Key facts omitted from ill-judged UNHCR Briefing on Nicaraguan Asylum Seekers

NSCAG News | on: Sunday, 15 March 2020

A Nicaraguan coffee picker in Costa Rica; there have been Nicaraguan workers in Costa Rica for decades

A Nicaraguan coffee picker in Costa Rica; there have been Nicaraguan workers in Costa Rica for decades

On March 10th the UNHCR (United Nations High Commissioner for Refugees) produced a briefing on Nicaraguan asylum seekers in Costa Rica. A full copy of the briefing can be found here:

The briefing is totally lacking in context for most people who lived through the events of 2018 and beyond and extremely misleading for anyone unfamiliar with the local situation, especially as regards the long history of migration from Nicaragua to Costa Rica over many decades. It is disappointing that the UNHCR has produced a briefing bearing so little resemblance to reality and one so clearly unbalanced, based as it is on testimony from Nicaragua’s opposition with zero input from Nicaragua's own migratory authorities.

The briefing states that ‘Two years of political and social crisis in Nicaragua force more than 100,000 to flee’ and goes on to say Nearly two years after Nicaragua was plunged into a serious political and social crisis, more than 100,000 people have fled reported persecution and human rights abuses in the country, seeking asylum abroad. Even after the initial surge of violence in April 2018 subsided, Nicaraguan students, human rights defenders, journalists and farmers continue to flee their country at an average rate of 4,000 people every month. With no resolution to the internal crisis in sight, UNHCR, the UN Refugee Agency, expects these numbers to grow.’

The UNHCR completely ignores the regular movement of thousands of Nicaraguan workers and their families to and from Costa Rica that has been a constant phenomenon for over fifty years. Estimates of the number of Nicaraguans living either legally or without documents have ranged from between 500,000 to over 800,000 ever since the war years of the 1980s.

For that reason, reports of 77,000 Nicaraguan asylum seekers need to be judged against the constant attempts by undocumented Nicaraguans in Costa Rica to regularise their immigration status. Nor does the UNHCR report the number of asylum applications granted by Costa Rica's authorities, which would give a truer account of this phenomenon.

Costa Rican officials have themselves said that many claiming asylum were already living in Costa Rica before the crisis. The express bus companies who operate between Costa Rica and Nicaragua are introducing new services because of the growth in traffic in both directions across what is and always has been a very fluid frontier.

The briefing fails to mention the numerous atrocities committed by so-called ‘peaceful’ protesters and gives no context as to why these people might have fled Nicaragua to escape justice. The fact is that many of those fleeing from Nicaragua had committed heinous, violent criminal acts – for example, the group that kidnapped, tortured and murdered police officer Gabriel de Jesús Vado Ruíz on July 14-15 2018 are known to have fled to Costa Rica. For their part, the Costa Rican authorities themselves have declaimed the violence of many so-called refugees.

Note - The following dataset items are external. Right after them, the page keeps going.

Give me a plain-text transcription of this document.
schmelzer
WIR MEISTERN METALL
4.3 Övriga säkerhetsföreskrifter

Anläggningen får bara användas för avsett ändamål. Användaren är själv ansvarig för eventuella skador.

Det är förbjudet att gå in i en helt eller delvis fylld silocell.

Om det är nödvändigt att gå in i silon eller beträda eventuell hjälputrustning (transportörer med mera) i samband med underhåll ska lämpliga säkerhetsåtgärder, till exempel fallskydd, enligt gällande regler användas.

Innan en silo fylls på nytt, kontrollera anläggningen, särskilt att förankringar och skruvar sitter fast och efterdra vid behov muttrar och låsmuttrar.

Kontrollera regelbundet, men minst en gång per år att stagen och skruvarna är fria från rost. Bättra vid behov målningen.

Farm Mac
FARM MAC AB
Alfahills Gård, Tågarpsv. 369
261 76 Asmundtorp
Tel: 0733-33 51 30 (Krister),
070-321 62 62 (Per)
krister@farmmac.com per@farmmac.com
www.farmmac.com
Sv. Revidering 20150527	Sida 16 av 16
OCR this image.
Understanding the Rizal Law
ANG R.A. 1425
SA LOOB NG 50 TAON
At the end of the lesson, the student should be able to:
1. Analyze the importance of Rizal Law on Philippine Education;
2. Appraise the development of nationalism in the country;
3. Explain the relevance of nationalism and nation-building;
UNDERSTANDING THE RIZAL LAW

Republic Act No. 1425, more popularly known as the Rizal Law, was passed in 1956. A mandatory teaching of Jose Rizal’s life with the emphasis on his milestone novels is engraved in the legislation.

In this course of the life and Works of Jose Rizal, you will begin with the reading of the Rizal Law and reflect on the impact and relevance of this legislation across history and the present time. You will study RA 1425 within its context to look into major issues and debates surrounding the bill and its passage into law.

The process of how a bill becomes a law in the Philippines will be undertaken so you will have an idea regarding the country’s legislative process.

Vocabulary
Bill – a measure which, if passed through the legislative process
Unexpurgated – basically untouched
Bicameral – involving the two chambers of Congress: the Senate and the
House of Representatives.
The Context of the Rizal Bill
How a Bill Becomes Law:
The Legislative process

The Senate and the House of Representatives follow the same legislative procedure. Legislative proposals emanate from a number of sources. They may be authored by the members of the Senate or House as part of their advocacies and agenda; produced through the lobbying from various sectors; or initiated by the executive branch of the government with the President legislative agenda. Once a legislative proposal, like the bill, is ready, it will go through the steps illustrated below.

The UNHCR also make no mention of the amnesties given to those who fled or were imprisoned and the return to the country of numerous leading opposition activists like the anti-interoceanic canal activist Francisca Ramirez, among many others. Many people who initially moved to Costa Rica have returned to Nicaragua including prominent people such as the very same opposition-aligned journalists and human rights activists mentioned by the UNHCR.

Indeed, all the main organisers of the opposition travel in and out of Nicaragua without no apparent problems. They have even travelled to Costa Rica to meet US Secretary of State Mike Pompeo to call for sanctions against their own country before returning to Nicaragua completely unhindered.

There is also no mention in UNHCR’S ‘findings’ of those who have committed crimes since they returned from Costa Rica or spent time there after being released under the 2019 amnesties. For example, in Masaya, in December, three police officers were killed and various officers injured in two separate incidents involving armed opposition terrorists returned from Costa Rica. Other amnestied opposition activists have also been arrested for violent common crimes including the femicide of Ruth Aburto Acevedo by opposition thug Jeyson Castro Ortez in Jinotepe.

Nicaragua is now in peace after the horrendous events of 2018, and it is therefore surprising, if not completely absurd, that the UNHCR reports 'no resolution' to the 2018 crisis in Nicaragua. Not only have various official amnesties taken place but also the opposition is openly and actively organising for the 2021 elections and opposition news media continue to publish and broadcast anti-government propaganda freely as they have always done while simultaneously falsely complaining about “dictatorship”.